Push Borders' Peter McFaul details the secret behind their radical re-working. 'I’m honestly not a big fan of ‘Come As You Are’. I think it’s one of the weaker tracks. But that gave us the chance to break it down and do what we wanted to with it. It freed us up.'

Next up, Rachel Austin taps into the chaos that lies within the heart of Nirvana, storming her way through an uncomfortably claustrophobic ‘Breed’, with cello and guitar battling for supremacy as the madness escalates. 

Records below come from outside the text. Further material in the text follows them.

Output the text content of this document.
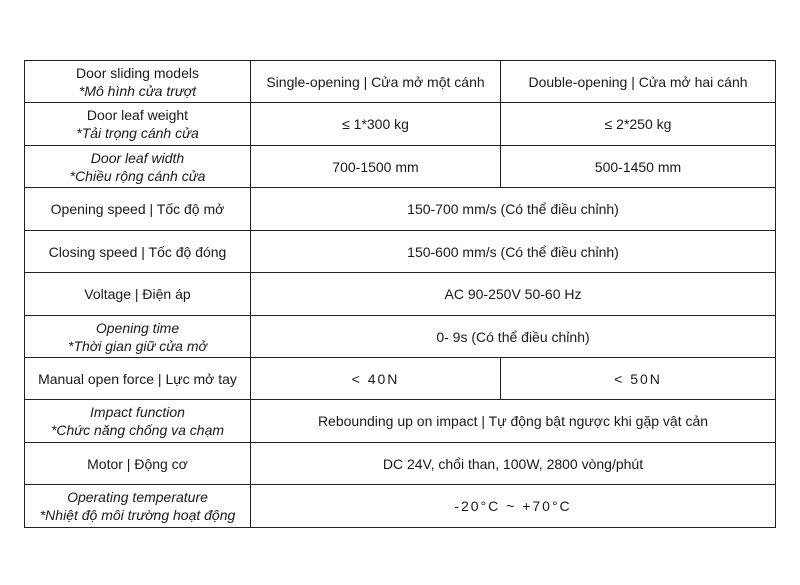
Door sliding models
*Mô hình cửa trượt	Single-opening | Cửa mở một cánh	Double-opening | Cửa mở hai cánh

Door leaf weight
*Tải trọng cánh cửa	≤ 1*300 kg	≤ 2*250 kg

Door leaf width
*Chiều rộng cánh cửa	700-1500 mm	500-1450 mm

Opening speed | Tốc độ mở	150-700 mm/s (Có thể điều chỉnh)	

Closing speed | Tốc độ đóng	150-600 mm/s (Có thể điều chỉnh)	

Voltage | Điện áp	AC 90-250V 50-60 Hz	

Opening time
*Thời gian giữ cửa mở	0- 9s (Có thể điều chỉnh)	

Manual open force | Lực mở tay	< 40N	< 50N

Impact function
*Chức năng chống va chạm	Rebounding up on impact | Tự động bật ngược khi gặp vật cản	

Motor | Động cơ	DC 24V, chổi than, 100W, 2800 vòng/phút	

Operating temperature
*Nhiệt độ môi trường hoạt động	-20°C ~ +70°C	
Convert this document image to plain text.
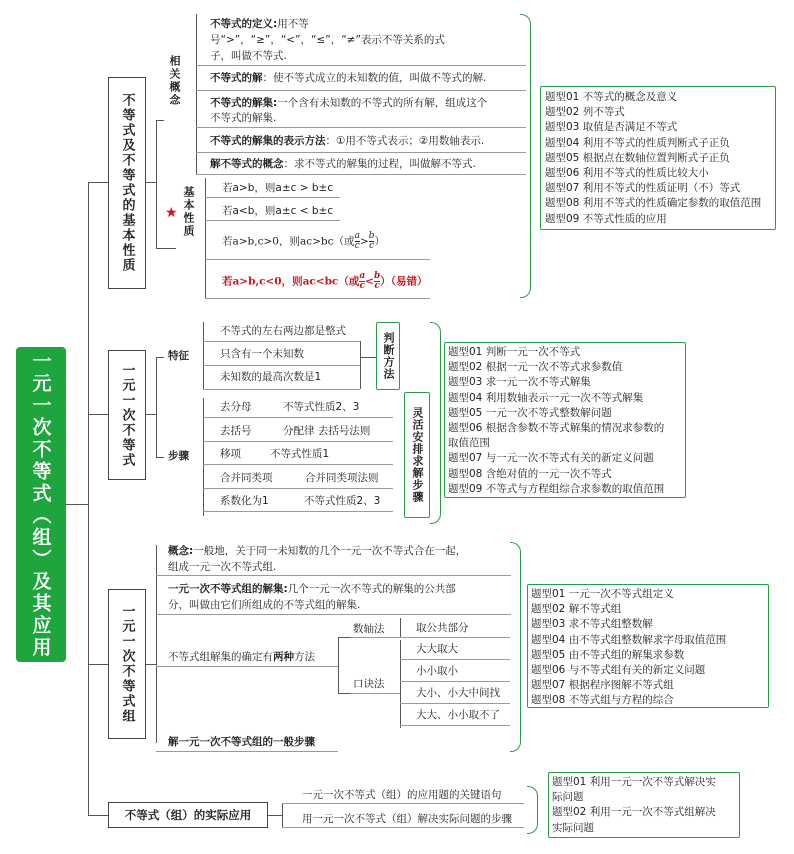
一元一次不等式（组）及其应用
不等式及不等式的基本性质
相关概念
不等式的定义:用不等
号“>”，“≥”，“<”，“≤”，“≠”表示不等关系的式
子，叫做不等式.
不等式的解：使不等式成立的未知数的值，叫做不等式的解.
不等式的解集:一个含有未知数的不等式的所有解，组成这个
不等式的解集.
不等式的解集的表示方法：①用不等式表示；②用数轴表示.
解不等式的概念：求不等式的解集的过程，叫做解不等式.
★ 基本性质	若a>b，则a±c > b±c
若a<b，则a±c < b±c
若a>b,c>0，则ac>bc（或 $\frac{a}{c} > \frac{b}{c}$ ）
若a>b,c<0，则ac<bc（或 $\frac{a}{c} < \frac{b}{c}$ ）（易错）
题型01 不等式的概念及意义
题型02 列不等式
题型03 取值是否满足不等式
题型04 利用不等式的性质判断式子正负
题型05 根据点在数轴位置判断式子正负
题型06 利用不等式的性质比较大小
题型07 利用不等式的性质证明（不）等式
题型08 利用不等式的性质确定参数的取值范围
题型09 不等式性质的应用
一元一次不等式
特征
不等式的左右两边都是整式
只含有一个未知数
未知数的最高次数是1	判断方法
步骤
去分母	不等式性质2、3
去括号	分配律 去括号法则
移项	不等式性质1
合并同类项	合并同类项法则
系数化为1	不等式性质2、3	灵活安排求解步骤
题型01 判断一元一次不等式
题型02 根据一元一次不等式求参数值
题型03 求一元一次不等式解集
题型04 利用数轴表示一元一次不等式解集
题型05 一元一次不等式整数解问题
题型06 根据含参数不等式解集的情况求参数的
取值范围
题型07 与一元一次不等式有关的新定义问题
题型08 含绝对值的一元一次不等式
题型09 不等式与方程组综合求参数的取值范围
一元一次不等式组
概念:一般地，关于同一未知数的几个一元一次不等式合在一起，
组成一元一次不等式组.
一元一次不等式组的解集:几个一元一次不等式的解集的公共部
分，叫做由它们所组成的不等式组的解集.
不等式组解集的确定有两种方法
数轴法	取公共部分
口诀法
大大取大
小小取小
大小、小大中间找
大大、小小取不了
解一元一次不等式组的一般步骤
题型01 一元一次不等式组定义
题型02 解不等式组
题型03 求不等式组整数解
题型04 由不等式组整数解求字母取值范围
题型05 由不等式组的解集求参数
题型06 与不等式组有关的新定义问题
题型07 根据程序图解不等式组
题型08 不等式组与方程的综合
不等式（组）的实际应用
一元一次不等式（组）的应用题的关键语句
用一元一次不等式（组）解决实际问题的步骤
题型01 利用一元一次不等式解决实
际问题
题型02 利用一元一次不等式组解决
实际问题
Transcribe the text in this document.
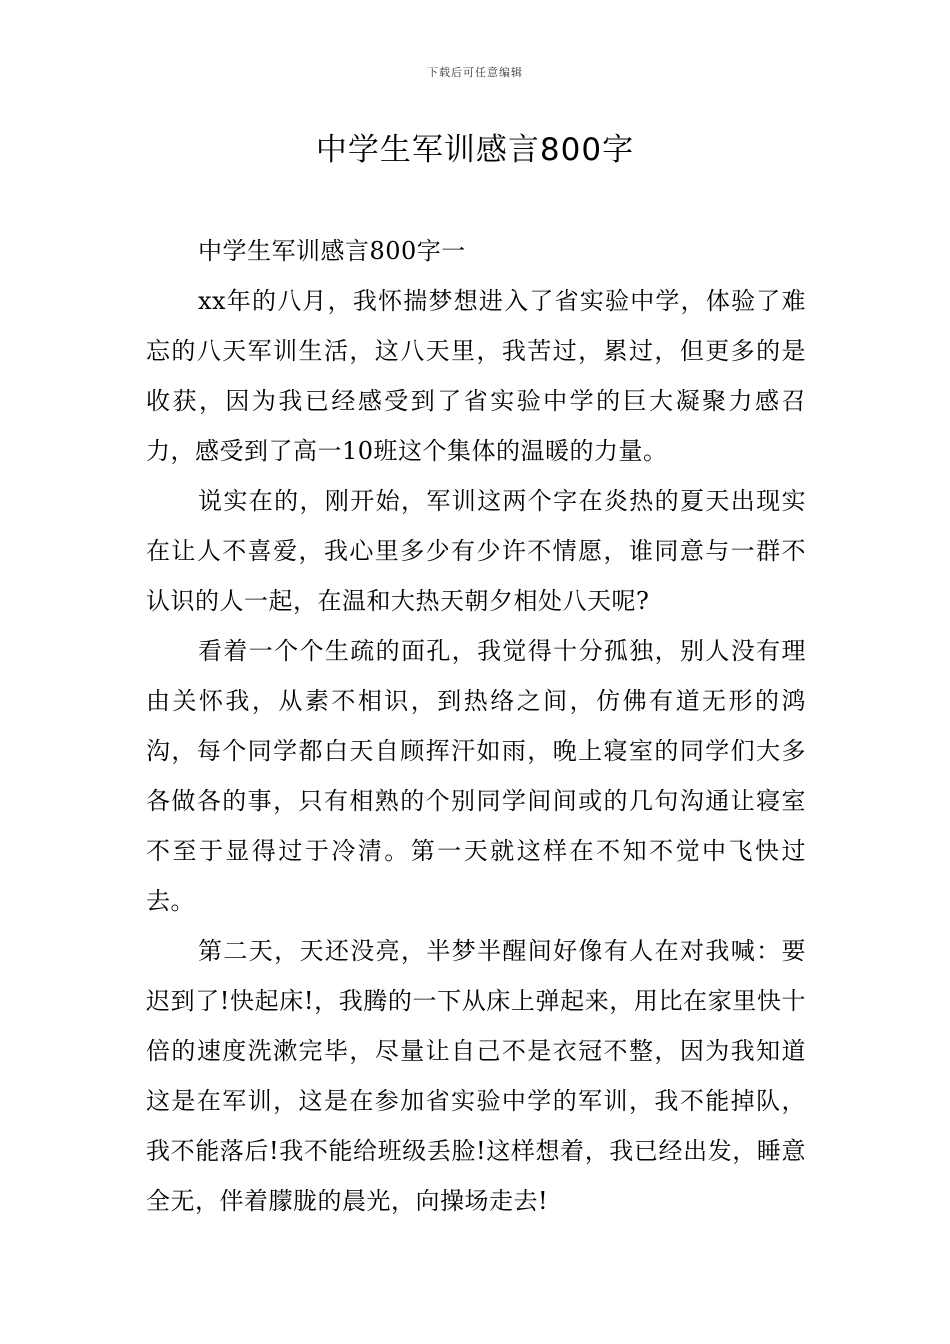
下载后可任意编辑
中学生军训感言800字

中学生军训感言800字一

xx年的八月，我怀揣梦想进入了省实验中学，体验了难忘的八天军训生活，这八天里，我苦过，累过，但更多的是收获，因为我已经感受到了省实验中学的巨大凝聚力感召力，感受到了高一10班这个集体的温暖的力量。

说实在的，刚开始，军训这两个字在炎热的夏天出现实在让人不喜爱，我心里多少有少许不情愿，谁同意与一群不认识的人一起，在温和大热天朝夕相处八天呢?

看着一个个生疏的面孔，我觉得十分孤独，别人没有理由关怀我，从素不相识，到热络之间，仿佛有道无形的鸿沟，每个同学都白天自顾挥汗如雨，晚上寝室的同学们大多各做各的事，只有相熟的个别同学间间或的几句沟通让寝室不至于显得过于冷清。第一天就这样在不知不觉中飞快过去。

第二天，天还没亮，半梦半醒间好像有人在对我喊：要迟到了!快起床!，我腾的一下从床上弹起来，用比在家里快十倍的速度洗漱完毕，尽量让自己不是衣冠不整，因为我知道这是在军训，这是在参加省实验中学的军训，我不能掉队，我不能落后!我不能给班级丢脸!这样想着，我已经出发，睡意全无，伴着朦胧的晨光，向操场走去!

'The first time I played it on my guitar, and started singing it normally, it didn’t really work,' recalls an elated Austin after her performance. 'But when I started whispering and shouting, it took it to a completely different level, which I was totally satisfied with.' 

For the next few numbers, it appears to be amateur hour with sub-standard versions of popular classics peddled out with a distinct lack of enthusiasm. LaFaro and The Dangerfields scrape through due to sheer brute force, whilst Colenso Parade reinvent ‘Lounge Act’ entirely in their own image, making it sound like one of their own ‘cheeky-chappie’ originals. 

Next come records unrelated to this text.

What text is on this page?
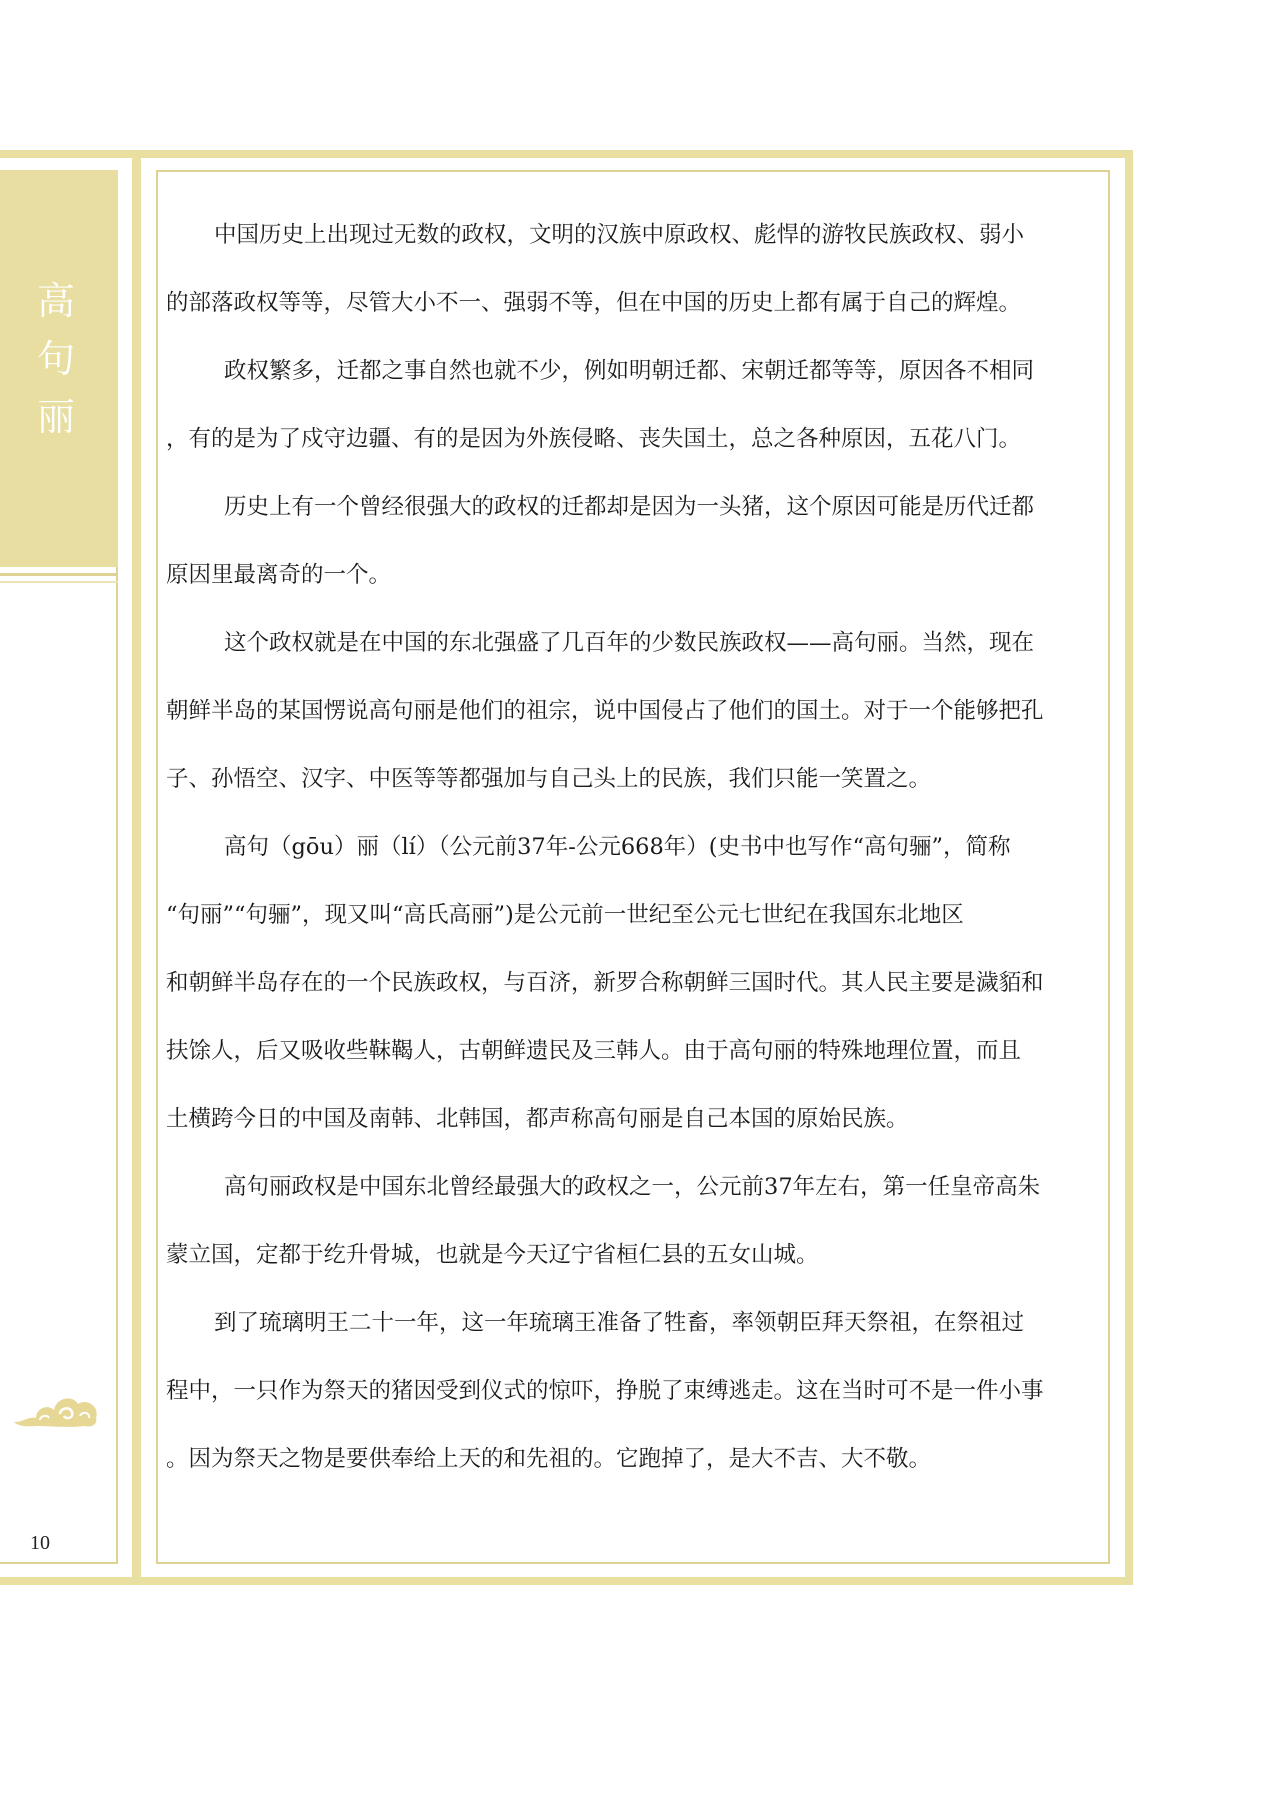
高
句
丽
10
中国历史上出现过无数的政权，文明的汉族中原政权、彪悍的游牧民族政权、弱小
的部落政权等等，尽管大小不一、强弱不等，但在中国的历史上都有属于自己的辉煌。
政权繁多，迁都之事自然也就不少，例如明朝迁都、宋朝迁都等等，原因各不相同
，有的是为了戍守边疆、有的是因为外族侵略、丧失国土，总之各种原因，五花八门。
历史上有一个曾经很强大的政权的迁都却是因为一头猪，这个原因可能是历代迁都
原因里最离奇的一个。
这个政权就是在中国的东北强盛了几百年的少数民族政权——高句丽。当然，现在
朝鲜半岛的某国愣说高句丽是他们的祖宗，说中国侵占了他们的国土。对于一个能够把孔
子、孙悟空、汉字、中医等等都强加与自己头上的民族，我们只能一笑置之。
高句（gōu）丽（lí）（公元前37年-公元668年）(史书中也写作“高句骊”，简称
“句丽”“句骊”，现又叫“高氏高丽”)是公元前一世纪至公元七世纪在我国东北地区
和朝鲜半岛存在的一个民族政权，与百济，新罗合称朝鲜三国时代。其人民主要是濊貊和
扶馀人，后又吸收些靺鞨人，古朝鲜遗民及三韩人。由于高句丽的特殊地理位置，而且
土横跨今日的中国及南韩、北韩国，都声称高句丽是自己本国的原始民族。
高句丽政权是中国东北曾经最强大的政权之一，公元前37年左右，第一任皇帝高朱
蒙立国，定都于纥升骨城，也就是今天辽宁省桓仁县的五女山城。
到了琉璃明王二十一年，这一年琉璃王准备了牲畜，率领朝臣拜天祭祖，在祭祖过
程中，一只作为祭天的猪因受到仪式的惊吓，挣脱了束缚逃走。这在当时可不是一件小事
。因为祭天之物是要供奉给上天的和先祖的。它跑掉了，是大不吉、大不敬。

At least the Lowly Knights don't appear so bored as the musicians preceding them. A 13-strong musical collective (very much in the mould of the Arcade Fire), their bluegrass rendition of ‘Drain You’ is self-consciously quirky, and many of their number seem completely superfluous.

If Nevermind was to represent the apex of what ‘alternative rock’ can do, then this night is a sorry reflection on the state of Northern Irish music. According to some of Northern Ireland’s most promising musicians, the ultimate legacy of Nevermind is a dull and dreary one, characterised by a lack of ambition. 

Far from being a triumph of local creative talent, Nevermind Revisited represents a nadir of sorts, a horrifying view of what is to come if complacency and musical stagnation are allowed to persist. 

The Oh Yeah organisation is undoubtedly a good thing for music in Northern Ireland, providing a voice and a platform for local musicians - a force that recognises the importance of music in Northern Ireland. However, whether we have the talent to warrant such a venture remains to be seen.

The next album to receive the ‘Revisited’ treatment is Fisherman’s Blues by the Waterboys. 'You do worry that if you do too many you’ll bore people, or that it will become a karaoke club,' Bailie concludes. 

One can only hope that the musicians involved in Fisherman's Blues Revisited rise to the challenge and breathe new life into the songs they're offered, imbuing them with the wit and charm that supposedly makes music in Northern Ireland so special. 

Either way, it hopefully won’t be as much of a mis-step as Nevermind Revisited, when The Emperor’s New Clothes were paraded in style whilst we all went along for the ride. As Cobain himself might have said, 'Oh well, whatever, nevermind'. 

Steven Rainey

Fisherman's Blues Revisited takes place as part of the Open House Festival, on Sunday, September 28 at the Oh Yeah Music Centre, 15-21 Gordon St, Belfast.